I smile. “I’m dreaming, Grammy.”
An exasperated sigh.
“W—what are you dreaming?” Her tone is of one who is flabberghasted. I flabberghasted my grandmother a lot.
“You,” I say. I open my eyes and look up at her. Her face is blurry, but I see her smile.
“Well,” she says, as if gasping for air at the same time. “Well.” She turns and walks back into the kitchen, going, “Mm-mm-mm-mm-mm,” all the way. Soon, though, she is singing.
I turn my head to the right and there is a shiny gray wooden duck. Its bill, which is also gray, is even with my nose. I always thought that was wrong; I wanted it’s bill to be yellow. I’m surprised that I never tried to paint it.
I put my arms around the duck’s neck and I curl in on myself. I start to shrink until I am about the size of a toddler. The duck is heavy again now. I pull against it, and it does not budge. I pull harder, straining my arm muscles, just to be sure. The duck stays stately and resolute. It will not move this way. I am satisfied.
I peer into the duck’s black, fathomless eyes. They are enormous again, shiny, and deep. They seem to move on the inside like water, brimming with the secrets of a world outside these four walls. I talk to the duck. I ask it to tell me its stories. I ask it to fly, to carry me. I jabber endlessly with the duck. Perhaps I believe it answers me.
Eventually, I climb onto its back. I wait. I expect its long, graceful neck to stretch out, for it to ruffle its feathers. I expect it to glide forward gracefully across the carpet, to carry me through the kitchen, through the living room, into the dark hallway. I expect it to move effortlessly. I believe that I will steer it by gripping its neck and turning, this way, that way as I navigate the furniture and doorways of my grandmother’s house. I believe that after we take a test run through the carpet, it will spread its wings and fly us in graceful arcs around the living room. I can hear my grandmother shriek in fear and joy already as the warm wind of her kitchen blows over my face.
I rock back and forth. It stays still. I push against it, the back of its head digging into my chest. It topples over, onto its bill. Perhaps I say Ow. I pull back and it rights itself. I try to push with my knees, but it is too heavy for me to move in this way. My grandmother comes around the corner.
“You’re going to break it,” she says.
“No, I’m not,” I say. Maybe I smile up at her.
She opens her mouth as if she is going to say something, but doesn’t. She sighs. She makes those humming noises that later I will see other grown-ups imitating and laughing about. There is a general consensus that she is not aware she does it.

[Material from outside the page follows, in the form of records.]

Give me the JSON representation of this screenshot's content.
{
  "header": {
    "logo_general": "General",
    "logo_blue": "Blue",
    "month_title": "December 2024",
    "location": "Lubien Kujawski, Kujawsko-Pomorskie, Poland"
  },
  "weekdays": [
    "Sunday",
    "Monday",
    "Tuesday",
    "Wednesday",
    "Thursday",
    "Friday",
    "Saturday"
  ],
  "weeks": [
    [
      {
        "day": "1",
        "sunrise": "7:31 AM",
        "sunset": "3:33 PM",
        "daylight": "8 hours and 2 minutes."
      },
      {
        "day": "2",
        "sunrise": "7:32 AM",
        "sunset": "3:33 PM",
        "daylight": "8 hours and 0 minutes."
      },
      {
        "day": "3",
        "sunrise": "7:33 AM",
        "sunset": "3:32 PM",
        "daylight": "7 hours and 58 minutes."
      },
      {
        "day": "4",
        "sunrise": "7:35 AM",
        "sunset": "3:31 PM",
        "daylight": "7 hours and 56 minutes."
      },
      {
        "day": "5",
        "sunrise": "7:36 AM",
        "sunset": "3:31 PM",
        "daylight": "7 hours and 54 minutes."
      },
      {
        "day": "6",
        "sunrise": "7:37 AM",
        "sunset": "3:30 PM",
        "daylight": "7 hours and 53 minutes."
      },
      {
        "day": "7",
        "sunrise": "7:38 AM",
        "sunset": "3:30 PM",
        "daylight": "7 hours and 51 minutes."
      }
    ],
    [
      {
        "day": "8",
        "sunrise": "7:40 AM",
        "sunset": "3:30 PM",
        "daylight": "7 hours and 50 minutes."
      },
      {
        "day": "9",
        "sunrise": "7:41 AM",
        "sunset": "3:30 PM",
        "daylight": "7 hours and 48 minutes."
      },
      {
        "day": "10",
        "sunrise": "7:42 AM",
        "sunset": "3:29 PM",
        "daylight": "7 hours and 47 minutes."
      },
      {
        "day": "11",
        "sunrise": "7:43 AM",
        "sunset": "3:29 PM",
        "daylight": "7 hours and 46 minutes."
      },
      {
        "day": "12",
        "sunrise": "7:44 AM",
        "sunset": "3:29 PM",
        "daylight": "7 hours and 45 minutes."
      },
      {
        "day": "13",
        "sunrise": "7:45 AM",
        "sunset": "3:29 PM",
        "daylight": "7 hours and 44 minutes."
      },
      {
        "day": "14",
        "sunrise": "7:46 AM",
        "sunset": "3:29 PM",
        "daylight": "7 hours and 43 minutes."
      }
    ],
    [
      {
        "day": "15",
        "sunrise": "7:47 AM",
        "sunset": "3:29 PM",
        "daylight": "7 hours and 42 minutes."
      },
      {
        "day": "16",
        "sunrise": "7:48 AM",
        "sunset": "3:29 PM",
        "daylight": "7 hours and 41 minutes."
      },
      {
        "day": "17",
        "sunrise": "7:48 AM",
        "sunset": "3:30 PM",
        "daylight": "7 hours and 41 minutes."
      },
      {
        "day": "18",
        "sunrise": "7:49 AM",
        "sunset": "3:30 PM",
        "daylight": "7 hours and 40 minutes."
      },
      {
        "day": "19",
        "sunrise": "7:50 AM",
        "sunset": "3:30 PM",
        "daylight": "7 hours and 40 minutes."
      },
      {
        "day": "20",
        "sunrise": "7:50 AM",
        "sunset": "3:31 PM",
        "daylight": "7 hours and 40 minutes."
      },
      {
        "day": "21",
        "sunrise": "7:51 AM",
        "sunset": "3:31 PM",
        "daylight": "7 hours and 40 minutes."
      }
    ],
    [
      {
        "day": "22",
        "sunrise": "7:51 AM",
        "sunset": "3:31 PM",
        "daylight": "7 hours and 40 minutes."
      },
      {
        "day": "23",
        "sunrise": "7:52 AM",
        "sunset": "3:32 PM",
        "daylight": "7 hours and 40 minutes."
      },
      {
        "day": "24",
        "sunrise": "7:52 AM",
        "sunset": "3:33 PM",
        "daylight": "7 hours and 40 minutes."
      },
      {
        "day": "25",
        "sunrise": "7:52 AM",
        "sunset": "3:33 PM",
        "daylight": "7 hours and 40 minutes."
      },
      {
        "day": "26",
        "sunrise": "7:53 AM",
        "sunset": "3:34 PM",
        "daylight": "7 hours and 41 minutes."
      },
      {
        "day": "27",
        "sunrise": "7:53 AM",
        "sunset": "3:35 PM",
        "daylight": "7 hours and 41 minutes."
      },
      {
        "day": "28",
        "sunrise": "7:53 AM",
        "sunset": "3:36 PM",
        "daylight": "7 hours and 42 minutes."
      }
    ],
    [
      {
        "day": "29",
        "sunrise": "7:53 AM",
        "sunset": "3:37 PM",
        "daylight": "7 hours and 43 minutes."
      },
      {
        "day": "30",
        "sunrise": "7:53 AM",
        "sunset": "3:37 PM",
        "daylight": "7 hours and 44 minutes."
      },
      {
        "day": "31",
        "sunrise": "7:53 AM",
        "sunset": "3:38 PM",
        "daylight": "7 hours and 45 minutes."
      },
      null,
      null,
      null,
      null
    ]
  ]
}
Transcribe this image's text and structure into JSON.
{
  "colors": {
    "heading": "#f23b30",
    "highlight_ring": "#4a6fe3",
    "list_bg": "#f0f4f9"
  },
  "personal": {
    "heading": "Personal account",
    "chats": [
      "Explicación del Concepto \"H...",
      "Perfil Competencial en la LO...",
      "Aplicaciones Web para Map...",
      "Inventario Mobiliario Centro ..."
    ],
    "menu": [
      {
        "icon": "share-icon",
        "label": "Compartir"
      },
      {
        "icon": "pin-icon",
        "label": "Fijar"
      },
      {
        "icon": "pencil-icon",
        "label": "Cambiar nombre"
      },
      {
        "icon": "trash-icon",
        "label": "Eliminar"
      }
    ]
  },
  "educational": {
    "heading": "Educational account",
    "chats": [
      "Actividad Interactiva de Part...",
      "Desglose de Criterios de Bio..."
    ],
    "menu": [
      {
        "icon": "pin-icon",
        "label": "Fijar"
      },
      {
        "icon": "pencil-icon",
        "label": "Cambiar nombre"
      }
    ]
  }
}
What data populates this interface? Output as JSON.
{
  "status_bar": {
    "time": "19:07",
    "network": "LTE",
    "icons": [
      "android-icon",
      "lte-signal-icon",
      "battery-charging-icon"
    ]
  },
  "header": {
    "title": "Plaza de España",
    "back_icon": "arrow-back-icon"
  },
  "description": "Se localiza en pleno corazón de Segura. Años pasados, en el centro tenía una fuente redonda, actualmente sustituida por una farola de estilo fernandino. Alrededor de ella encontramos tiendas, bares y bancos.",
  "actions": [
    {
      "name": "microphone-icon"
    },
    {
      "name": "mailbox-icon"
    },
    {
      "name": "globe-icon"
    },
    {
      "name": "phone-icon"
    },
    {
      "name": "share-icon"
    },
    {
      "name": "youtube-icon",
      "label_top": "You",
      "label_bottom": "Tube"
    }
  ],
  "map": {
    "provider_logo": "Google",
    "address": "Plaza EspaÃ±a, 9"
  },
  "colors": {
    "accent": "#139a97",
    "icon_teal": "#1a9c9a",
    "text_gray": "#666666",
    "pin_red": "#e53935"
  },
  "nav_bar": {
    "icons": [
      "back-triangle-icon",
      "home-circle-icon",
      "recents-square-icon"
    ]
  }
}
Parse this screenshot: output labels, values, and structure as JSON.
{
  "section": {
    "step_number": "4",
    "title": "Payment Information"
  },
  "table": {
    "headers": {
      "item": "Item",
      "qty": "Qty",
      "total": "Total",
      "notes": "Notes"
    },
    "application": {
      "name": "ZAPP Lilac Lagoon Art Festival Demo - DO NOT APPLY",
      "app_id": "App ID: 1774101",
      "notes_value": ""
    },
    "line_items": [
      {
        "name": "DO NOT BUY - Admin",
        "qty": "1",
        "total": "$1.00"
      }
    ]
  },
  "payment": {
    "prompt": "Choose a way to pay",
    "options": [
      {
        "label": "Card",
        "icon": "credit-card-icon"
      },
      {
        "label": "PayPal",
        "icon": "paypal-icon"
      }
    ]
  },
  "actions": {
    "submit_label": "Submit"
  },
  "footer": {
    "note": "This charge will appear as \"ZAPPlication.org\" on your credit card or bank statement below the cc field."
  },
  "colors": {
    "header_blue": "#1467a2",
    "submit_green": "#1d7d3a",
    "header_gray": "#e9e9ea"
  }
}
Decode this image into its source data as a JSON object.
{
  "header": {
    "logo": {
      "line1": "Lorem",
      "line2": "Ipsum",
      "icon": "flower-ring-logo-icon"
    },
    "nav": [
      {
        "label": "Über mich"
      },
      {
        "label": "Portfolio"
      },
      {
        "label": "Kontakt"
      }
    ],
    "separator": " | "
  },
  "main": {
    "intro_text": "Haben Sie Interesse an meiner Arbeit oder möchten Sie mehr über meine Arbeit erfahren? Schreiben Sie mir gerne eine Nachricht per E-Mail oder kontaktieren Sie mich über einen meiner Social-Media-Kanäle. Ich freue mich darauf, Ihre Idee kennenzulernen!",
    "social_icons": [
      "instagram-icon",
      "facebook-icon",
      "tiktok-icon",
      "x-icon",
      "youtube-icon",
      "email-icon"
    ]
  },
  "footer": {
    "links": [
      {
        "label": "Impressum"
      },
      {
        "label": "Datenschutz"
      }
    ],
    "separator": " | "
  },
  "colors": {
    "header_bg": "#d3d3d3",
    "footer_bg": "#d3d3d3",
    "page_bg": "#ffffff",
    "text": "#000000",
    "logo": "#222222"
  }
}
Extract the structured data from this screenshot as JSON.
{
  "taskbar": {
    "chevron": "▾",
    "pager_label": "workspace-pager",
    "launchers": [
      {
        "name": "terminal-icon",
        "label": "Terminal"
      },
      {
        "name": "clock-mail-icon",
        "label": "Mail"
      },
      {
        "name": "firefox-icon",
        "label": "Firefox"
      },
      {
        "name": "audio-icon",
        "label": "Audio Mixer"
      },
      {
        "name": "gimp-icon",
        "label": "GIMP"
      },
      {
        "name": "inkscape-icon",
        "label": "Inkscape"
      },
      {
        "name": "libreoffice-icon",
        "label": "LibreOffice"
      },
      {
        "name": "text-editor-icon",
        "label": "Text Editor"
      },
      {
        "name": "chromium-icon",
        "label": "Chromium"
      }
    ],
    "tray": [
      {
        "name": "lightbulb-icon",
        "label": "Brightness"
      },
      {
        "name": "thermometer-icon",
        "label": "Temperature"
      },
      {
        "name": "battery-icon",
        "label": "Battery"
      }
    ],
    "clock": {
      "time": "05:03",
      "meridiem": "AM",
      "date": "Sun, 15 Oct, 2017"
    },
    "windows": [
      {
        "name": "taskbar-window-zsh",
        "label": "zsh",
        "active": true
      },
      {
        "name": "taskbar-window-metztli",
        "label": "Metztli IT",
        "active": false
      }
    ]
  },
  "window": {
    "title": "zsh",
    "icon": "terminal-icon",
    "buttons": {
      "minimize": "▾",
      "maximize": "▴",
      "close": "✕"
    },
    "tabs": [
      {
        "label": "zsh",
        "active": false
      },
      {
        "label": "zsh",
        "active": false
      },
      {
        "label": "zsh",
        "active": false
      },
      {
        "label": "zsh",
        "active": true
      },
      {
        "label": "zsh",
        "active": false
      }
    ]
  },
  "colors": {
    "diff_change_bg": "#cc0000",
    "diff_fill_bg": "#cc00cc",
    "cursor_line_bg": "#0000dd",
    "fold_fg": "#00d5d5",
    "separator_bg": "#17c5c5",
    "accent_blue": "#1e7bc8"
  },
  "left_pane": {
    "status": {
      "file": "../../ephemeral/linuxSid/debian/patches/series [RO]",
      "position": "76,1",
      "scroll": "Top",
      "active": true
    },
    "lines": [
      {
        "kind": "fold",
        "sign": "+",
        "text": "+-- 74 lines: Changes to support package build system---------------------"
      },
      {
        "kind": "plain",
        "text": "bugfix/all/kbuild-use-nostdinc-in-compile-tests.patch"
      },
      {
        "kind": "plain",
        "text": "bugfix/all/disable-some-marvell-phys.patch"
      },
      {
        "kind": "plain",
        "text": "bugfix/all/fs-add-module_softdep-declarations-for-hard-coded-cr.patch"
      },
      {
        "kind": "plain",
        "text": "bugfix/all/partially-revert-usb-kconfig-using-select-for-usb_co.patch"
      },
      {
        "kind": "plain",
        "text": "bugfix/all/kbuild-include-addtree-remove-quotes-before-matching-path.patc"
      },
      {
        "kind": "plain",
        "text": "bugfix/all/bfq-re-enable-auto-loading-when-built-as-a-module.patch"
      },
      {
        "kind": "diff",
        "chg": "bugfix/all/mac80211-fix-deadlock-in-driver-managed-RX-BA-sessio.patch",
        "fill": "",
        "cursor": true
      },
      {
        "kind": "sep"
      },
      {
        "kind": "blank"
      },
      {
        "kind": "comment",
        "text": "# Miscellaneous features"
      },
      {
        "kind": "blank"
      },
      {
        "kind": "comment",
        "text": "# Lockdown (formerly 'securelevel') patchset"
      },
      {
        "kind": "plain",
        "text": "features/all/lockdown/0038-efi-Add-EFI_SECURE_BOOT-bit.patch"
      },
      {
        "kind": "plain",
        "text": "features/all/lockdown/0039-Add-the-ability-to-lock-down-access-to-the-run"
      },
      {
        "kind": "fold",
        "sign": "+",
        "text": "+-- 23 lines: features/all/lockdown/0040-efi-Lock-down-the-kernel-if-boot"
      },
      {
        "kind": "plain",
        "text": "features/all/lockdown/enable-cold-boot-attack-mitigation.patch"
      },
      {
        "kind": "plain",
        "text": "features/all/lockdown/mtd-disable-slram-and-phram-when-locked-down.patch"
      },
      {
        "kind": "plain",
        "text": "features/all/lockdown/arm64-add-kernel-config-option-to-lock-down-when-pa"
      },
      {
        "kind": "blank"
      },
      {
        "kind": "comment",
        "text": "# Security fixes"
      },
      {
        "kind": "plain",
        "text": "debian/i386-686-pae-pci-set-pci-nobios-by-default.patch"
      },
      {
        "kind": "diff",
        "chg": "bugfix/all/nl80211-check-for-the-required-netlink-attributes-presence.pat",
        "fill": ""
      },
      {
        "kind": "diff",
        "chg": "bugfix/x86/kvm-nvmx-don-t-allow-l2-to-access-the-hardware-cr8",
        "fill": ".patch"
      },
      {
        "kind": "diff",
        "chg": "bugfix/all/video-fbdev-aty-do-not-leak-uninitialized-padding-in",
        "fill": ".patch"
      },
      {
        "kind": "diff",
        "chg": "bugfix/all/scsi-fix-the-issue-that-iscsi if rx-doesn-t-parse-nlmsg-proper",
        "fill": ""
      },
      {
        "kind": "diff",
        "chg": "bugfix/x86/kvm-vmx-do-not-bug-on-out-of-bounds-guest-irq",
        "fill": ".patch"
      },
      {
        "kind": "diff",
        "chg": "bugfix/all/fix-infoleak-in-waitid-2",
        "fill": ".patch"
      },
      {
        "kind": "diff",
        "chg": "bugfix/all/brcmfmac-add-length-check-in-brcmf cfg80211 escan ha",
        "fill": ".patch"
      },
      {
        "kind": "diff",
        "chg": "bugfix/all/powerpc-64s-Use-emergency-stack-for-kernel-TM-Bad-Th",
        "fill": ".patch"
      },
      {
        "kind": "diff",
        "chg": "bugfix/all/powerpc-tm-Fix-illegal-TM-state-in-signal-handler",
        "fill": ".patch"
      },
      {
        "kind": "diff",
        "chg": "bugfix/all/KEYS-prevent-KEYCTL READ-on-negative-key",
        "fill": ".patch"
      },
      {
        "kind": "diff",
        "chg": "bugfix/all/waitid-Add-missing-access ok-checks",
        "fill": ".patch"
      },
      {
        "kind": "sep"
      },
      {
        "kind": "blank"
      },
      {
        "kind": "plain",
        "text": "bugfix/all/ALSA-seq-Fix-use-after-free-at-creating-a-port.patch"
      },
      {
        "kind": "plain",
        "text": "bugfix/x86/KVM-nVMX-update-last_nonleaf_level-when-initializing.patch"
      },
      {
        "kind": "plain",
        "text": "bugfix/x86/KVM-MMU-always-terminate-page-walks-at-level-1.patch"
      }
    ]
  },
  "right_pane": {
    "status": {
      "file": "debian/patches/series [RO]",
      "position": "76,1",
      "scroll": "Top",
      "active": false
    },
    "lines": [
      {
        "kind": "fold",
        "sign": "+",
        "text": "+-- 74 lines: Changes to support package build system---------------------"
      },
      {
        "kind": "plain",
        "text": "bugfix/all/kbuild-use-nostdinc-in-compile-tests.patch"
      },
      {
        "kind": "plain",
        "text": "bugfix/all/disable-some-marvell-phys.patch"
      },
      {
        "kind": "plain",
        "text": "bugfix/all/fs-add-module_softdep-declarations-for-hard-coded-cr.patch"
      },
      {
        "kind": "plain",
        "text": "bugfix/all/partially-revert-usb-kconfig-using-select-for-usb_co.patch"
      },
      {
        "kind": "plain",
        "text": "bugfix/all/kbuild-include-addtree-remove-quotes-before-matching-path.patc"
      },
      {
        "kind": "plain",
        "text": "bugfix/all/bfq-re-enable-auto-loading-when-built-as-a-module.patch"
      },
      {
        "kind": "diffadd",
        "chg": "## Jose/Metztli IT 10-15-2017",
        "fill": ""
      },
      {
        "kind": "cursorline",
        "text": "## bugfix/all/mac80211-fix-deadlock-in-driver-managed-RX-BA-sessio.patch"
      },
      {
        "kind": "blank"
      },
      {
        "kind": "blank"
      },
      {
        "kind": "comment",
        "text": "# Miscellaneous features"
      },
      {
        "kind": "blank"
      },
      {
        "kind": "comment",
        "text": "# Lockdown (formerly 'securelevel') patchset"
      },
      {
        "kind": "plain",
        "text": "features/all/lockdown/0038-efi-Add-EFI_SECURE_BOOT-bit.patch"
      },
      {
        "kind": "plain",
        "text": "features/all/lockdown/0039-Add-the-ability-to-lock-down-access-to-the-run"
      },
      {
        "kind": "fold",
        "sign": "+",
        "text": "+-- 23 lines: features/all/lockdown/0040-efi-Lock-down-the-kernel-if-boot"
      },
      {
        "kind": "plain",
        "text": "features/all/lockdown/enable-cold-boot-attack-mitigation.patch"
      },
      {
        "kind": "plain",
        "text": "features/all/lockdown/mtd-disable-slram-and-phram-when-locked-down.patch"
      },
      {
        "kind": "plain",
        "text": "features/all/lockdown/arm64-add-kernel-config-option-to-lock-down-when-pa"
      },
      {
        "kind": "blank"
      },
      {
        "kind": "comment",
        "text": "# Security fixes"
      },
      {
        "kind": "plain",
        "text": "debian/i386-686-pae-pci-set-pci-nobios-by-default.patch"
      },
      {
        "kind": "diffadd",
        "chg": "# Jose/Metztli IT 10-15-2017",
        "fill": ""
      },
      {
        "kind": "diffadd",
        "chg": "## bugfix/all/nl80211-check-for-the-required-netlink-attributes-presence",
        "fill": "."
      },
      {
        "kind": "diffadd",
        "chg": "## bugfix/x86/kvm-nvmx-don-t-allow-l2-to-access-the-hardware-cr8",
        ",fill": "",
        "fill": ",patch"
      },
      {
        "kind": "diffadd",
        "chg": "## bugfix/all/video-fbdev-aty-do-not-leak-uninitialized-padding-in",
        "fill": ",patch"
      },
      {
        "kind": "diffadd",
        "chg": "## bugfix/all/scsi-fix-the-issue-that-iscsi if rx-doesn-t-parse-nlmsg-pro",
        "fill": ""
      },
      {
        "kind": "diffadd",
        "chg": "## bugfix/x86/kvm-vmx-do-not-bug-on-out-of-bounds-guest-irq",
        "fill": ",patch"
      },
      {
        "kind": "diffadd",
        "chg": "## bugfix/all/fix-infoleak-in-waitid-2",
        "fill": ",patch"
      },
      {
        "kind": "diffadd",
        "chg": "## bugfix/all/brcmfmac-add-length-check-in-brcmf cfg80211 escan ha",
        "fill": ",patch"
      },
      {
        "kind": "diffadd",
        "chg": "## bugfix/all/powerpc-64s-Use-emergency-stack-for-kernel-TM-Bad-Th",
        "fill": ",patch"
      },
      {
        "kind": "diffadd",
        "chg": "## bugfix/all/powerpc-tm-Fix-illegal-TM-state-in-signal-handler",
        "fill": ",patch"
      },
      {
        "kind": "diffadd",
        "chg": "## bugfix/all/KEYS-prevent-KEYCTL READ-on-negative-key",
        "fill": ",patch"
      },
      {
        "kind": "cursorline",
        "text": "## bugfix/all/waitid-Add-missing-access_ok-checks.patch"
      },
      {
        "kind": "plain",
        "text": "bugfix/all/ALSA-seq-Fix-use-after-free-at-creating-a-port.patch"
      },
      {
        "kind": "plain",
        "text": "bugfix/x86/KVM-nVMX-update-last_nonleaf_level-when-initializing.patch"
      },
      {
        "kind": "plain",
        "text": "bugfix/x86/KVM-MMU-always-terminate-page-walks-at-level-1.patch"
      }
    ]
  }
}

She stares down at me and does not tell me to stop, or to get off of the duck, or to do anything other than what I’m doing. Perhaps she knows that I am enveloped in the simple joy of being a child. Perhaps she wants that for me and misses it for herself. Perhaps she recognizes already that I will not break the duck; that it is already a friend to me and I will be careful with it. Perhaps she is simply proud of me for finding a purpose for the otherwise useless decorative item, a use that she never would have dreamed. Perhaps she envies my freedom to not have to care what anyone else thinks yet, that I am free to play, and it doesn’t matter who approves or disapproves.
She turns and walks back into the kitchen, giving me and Duck our playtime alone.
I fall off of Duck’s back, my arms still hanging around his neck. My body stretches and grows back to the size of a twenty-five year old. I start to cry like a toddler, all noise and snot. I curl around the duck and hold it like it is my grandmother’s memory. I polish it with my tears and secret longings and wonder if she did, too. If she would dust it and all the other curios of her home while dreaming of another world, of another time. I wonder if she is still there, in the ether, looking down with a disapproving frown at some of the things I do, but also with perfect trust that my imagination will not betray me, or her. That I will not leave behind me broken things, but a new life where wooden ducks fly and my grandmother is singing in the next room, forever.